Sorry, if title is unclear, here is the setup:
There is machine A
, running Linux. A
is part of university network and has single network interface with real IP. But connections from outside of campus to port 22 (and some others) are blocked at switch level, and this is impossible to change.
A
is running pptpd (localip {realip}, remoteip 10.0.0.100-200), and is NATing all connected clients (via iptables rule iptables -t nat -A POSTROUTING -o eth1 -s 10.55.248.0/24 -j MASQUERADE
).
It's possible to ssh to any of university machines via VPN-tunnel to A
, except A
itself, from outside (B
)
I understand that we cannot simply change the routing table on B
, since it would break the tunnel, but I'd really like to be able to ssh to A
from B
via VPN tunnel, since we cannot have a dedicated server for VPN, but instead use one of computational nodes, which itself needs to be accessible via ssh.

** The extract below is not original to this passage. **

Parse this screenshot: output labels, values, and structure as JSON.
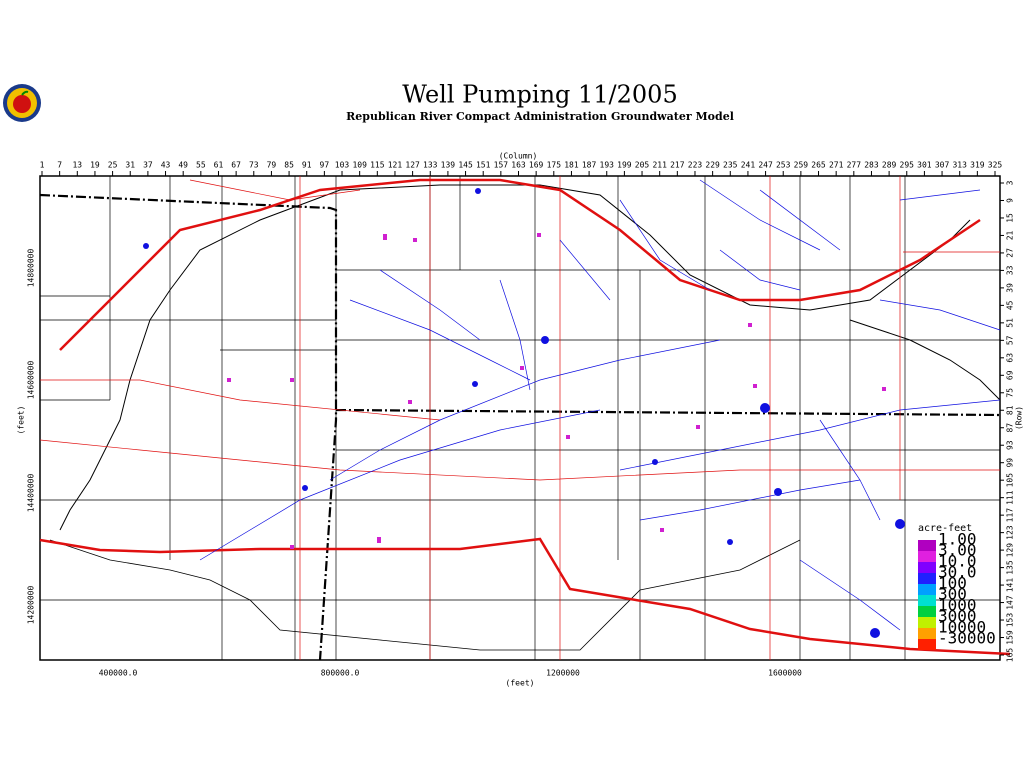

So the question is: is it possible to somehow force part of traffic to VPN-server to go through vpn-tunnel to said server?
I understand, that it's possible to change ssh listening port, or add iptables
rule on B
, but B
is not a single machine, so it can be nearly any OS (well, unlikely something else than Windows or Linux, but anyway) and can be used by a person not willing to meddle with manually adding routing rules.